Einblicke in die Fachausschüsse

Im Anschluss fassten die drei Vorsitzenden für die Fachausschüsse Christiane Schulz-Rother für den SoA, Jo Lendle für die Verlage und Stephan Schierke für den Zwischenbuchhandel die größten Themenblöcke aus ihrer Sicht zusammen. „Wir möchten und müssen wirtschaftlich auskömmlich arbeiten“, sagte etwa Schulz-Rother für die u.a. die Buch-Preisgestaltung, Kleinstsendungen, Remmissionen und E-Rechnung wichtige Themen bleiben. Höhere Kosten in der Buchproduktion, Nachhaltigkeit, verändertes Leseverhalten, englischsprachige Bücher, New Adult, KI, EU-Verordnungen und das E-Lending stehen für die Verlage auf dem Plan und Stephan Schierke ärgerte sich u.a. über das Produktsicherheits-, das Verpackungs- oder das Lieferkettensorgfaltspflichtengesetz. Die Entwaldungsverordnung sei eine gute Idee, die schlecht umgesetzt worden sei.

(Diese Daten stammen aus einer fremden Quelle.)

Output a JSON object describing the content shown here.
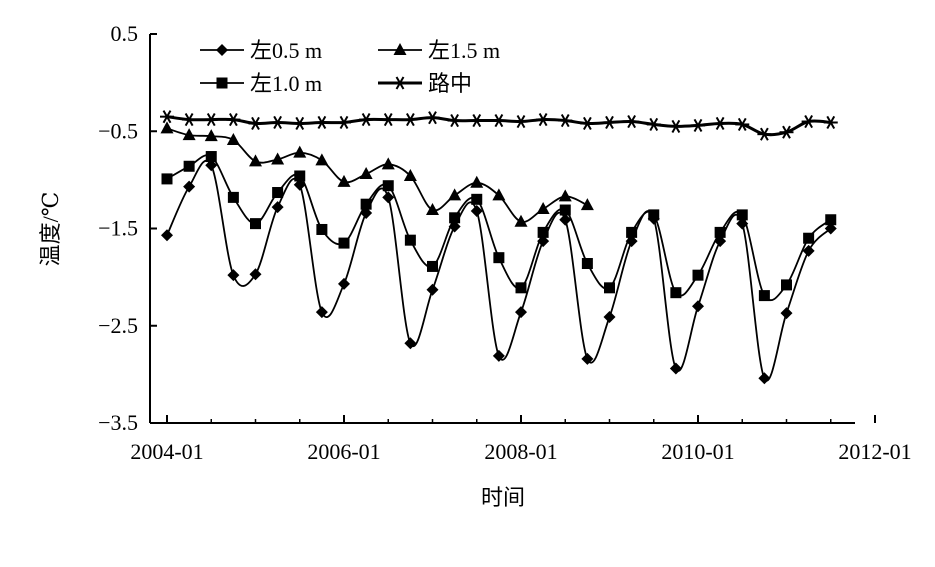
{
  "chart_data": {
    "type": "line",
    "xlabel": "时间",
    "ylabel": "温度/℃",
    "xlim": [
      "2004-01",
      "2012-01"
    ],
    "ylim": [
      -3.5,
      0.5
    ],
    "x_ticks": [
      "2004-01",
      "2006-01",
      "2008-01",
      "2010-01",
      "2012-01"
    ],
    "y_ticks": [
      "0.5",
      "-0.5",
      "-1.5",
      "-2.5",
      "-3.5"
    ],
    "grid": false,
    "legend_position": "top-left",
    "series": [
      {
        "name": "左0.5 m",
        "marker": "diamond",
        "points": [
          [
            "2004-01",
            -1.57
          ],
          [
            "2004-04",
            -1.07
          ],
          [
            "2004-07",
            -0.85
          ],
          [
            "2004-10",
            -1.98
          ],
          [
            "2005-01",
            -1.97
          ],
          [
            "2005-04",
            -1.28
          ],
          [
            "2005-07",
            -1.05
          ],
          [
            "2005-10",
            -2.36
          ],
          [
            "2006-01",
            -2.07
          ],
          [
            "2006-04",
            -1.34
          ],
          [
            "2006-07",
            -1.18
          ],
          [
            "2006-10",
            -2.68
          ],
          [
            "2007-01",
            -2.13
          ],
          [
            "2007-04",
            -1.48
          ],
          [
            "2007-07",
            -1.32
          ],
          [
            "2007-10",
            -2.81
          ],
          [
            "2008-01",
            -2.36
          ],
          [
            "2008-04",
            -1.63
          ],
          [
            "2008-07",
            -1.41
          ],
          [
            "2008-10",
            -2.84
          ],
          [
            "2009-01",
            -2.41
          ],
          [
            "2009-04",
            -1.63
          ],
          [
            "2009-07",
            -1.4
          ],
          [
            "2009-10",
            -2.94
          ],
          [
            "2010-01",
            -2.3
          ],
          [
            "2010-04",
            -1.63
          ],
          [
            "2010-07",
            -1.45
          ],
          [
            "2010-10",
            -3.04
          ],
          [
            "2011-01",
            -2.37
          ],
          [
            "2011-04",
            -1.73
          ],
          [
            "2011-07",
            -1.5
          ]
        ]
      },
      {
        "name": "左1.0 m",
        "marker": "square",
        "points": [
          [
            "2004-01",
            -0.99
          ],
          [
            "2004-04",
            -0.86
          ],
          [
            "2004-07",
            -0.76
          ],
          [
            "2004-10",
            -1.18
          ],
          [
            "2005-01",
            -1.45
          ],
          [
            "2005-04",
            -1.13
          ],
          [
            "2005-07",
            -0.96
          ],
          [
            "2005-10",
            -1.51
          ],
          [
            "2006-01",
            -1.65
          ],
          [
            "2006-04",
            -1.25
          ],
          [
            "2006-07",
            -1.06
          ],
          [
            "2006-10",
            -1.62
          ],
          [
            "2007-01",
            -1.89
          ],
          [
            "2007-04",
            -1.39
          ],
          [
            "2007-07",
            -1.2
          ],
          [
            "2007-10",
            -1.8
          ],
          [
            "2008-01",
            -2.11
          ],
          [
            "2008-04",
            -1.54
          ],
          [
            "2008-07",
            -1.31
          ],
          [
            "2008-10",
            -1.86
          ],
          [
            "2009-01",
            -2.11
          ],
          [
            "2009-04",
            -1.54
          ],
          [
            "2009-07",
            -1.36
          ],
          [
            "2009-10",
            -2.16
          ],
          [
            "2010-01",
            -1.98
          ],
          [
            "2010-04",
            -1.54
          ],
          [
            "2010-07",
            -1.36
          ],
          [
            "2010-10",
            -2.19
          ],
          [
            "2011-01",
            -2.08
          ],
          [
            "2011-04",
            -1.6
          ],
          [
            "2011-07",
            -1.41
          ]
        ]
      },
      {
        "name": "左1.5 m",
        "marker": "triangle",
        "points": [
          [
            "2004-01",
            -0.47
          ],
          [
            "2004-04",
            -0.54
          ],
          [
            "2004-07",
            -0.55
          ],
          [
            "2004-10",
            -0.59
          ],
          [
            "2005-01",
            -0.81
          ],
          [
            "2005-04",
            -0.79
          ],
          [
            "2005-07",
            -0.72
          ],
          [
            "2005-10",
            -0.8
          ],
          [
            "2006-01",
            -1.02
          ],
          [
            "2006-04",
            -0.94
          ],
          [
            "2006-07",
            -0.84
          ],
          [
            "2006-10",
            -0.96
          ],
          [
            "2007-01",
            -1.31
          ],
          [
            "2007-04",
            -1.16
          ],
          [
            "2007-07",
            -1.03
          ],
          [
            "2007-10",
            -1.16
          ],
          [
            "2008-01",
            -1.43
          ],
          [
            "2008-04",
            -1.3
          ],
          [
            "2008-07",
            -1.17
          ],
          [
            "2008-10",
            -1.26
          ]
        ]
      },
      {
        "name": "路中",
        "marker": "asterisk",
        "points": [
          [
            "2004-01",
            -0.35
          ],
          [
            "2004-04",
            -0.38
          ],
          [
            "2004-07",
            -0.38
          ],
          [
            "2004-10",
            -0.38
          ],
          [
            "2005-01",
            -0.42
          ],
          [
            "2005-04",
            -0.41
          ],
          [
            "2005-07",
            -0.42
          ],
          [
            "2005-10",
            -0.41
          ],
          [
            "2006-01",
            -0.41
          ],
          [
            "2006-04",
            -0.38
          ],
          [
            "2006-07",
            -0.38
          ],
          [
            "2006-10",
            -0.38
          ],
          [
            "2007-01",
            -0.36
          ],
          [
            "2007-04",
            -0.39
          ],
          [
            "2007-07",
            -0.39
          ],
          [
            "2007-10",
            -0.39
          ],
          [
            "2008-01",
            -0.4
          ],
          [
            "2008-04",
            -0.38
          ],
          [
            "2008-07",
            -0.39
          ],
          [
            "2008-10",
            -0.42
          ],
          [
            "2009-01",
            -0.41
          ],
          [
            "2009-04",
            -0.4
          ],
          [
            "2009-07",
            -0.43
          ],
          [
            "2009-10",
            -0.45
          ],
          [
            "2010-01",
            -0.44
          ],
          [
            "2010-04",
            -0.42
          ],
          [
            "2010-07",
            -0.43
          ],
          [
            "2010-10",
            -0.53
          ],
          [
            "2011-01",
            -0.51
          ],
          [
            "2011-04",
            -0.4
          ],
          [
            "2011-07",
            -0.41
          ]
        ]
      }
    ]
  }
}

Verwiesen sei an dieser Stelle auch nochmal auf die Berichte zu den Fachausschuss-Sitzungen.

SoA

Verlage

Zwischenbuchhandel

Wirtschaftsbericht, Nachwuchsparlament, Wirtschaftsbetriebe

Auf die auch für den Verband steigenden Kosten verwies Schatzmeister Klaus Gravemann bei der Vorstellung des Wirtschaftsbericht. Allein die Personalkosten, die die Hälfte der Kosten des Verbandes ausmachen, seien durch Tariferhöhungen zuletzt um 18 Prozent gestiegen, man wirke aktiv mit Sparmaßnahmen dagegen, eine Beitragserhöhung sei jedoch notwendig, um die Kosten zu stemmen. Sowohl der vergangene als auch der zukünftige Finanzplan wurden von den Mitgliedern in den Abstimmungen schließlich angenommen.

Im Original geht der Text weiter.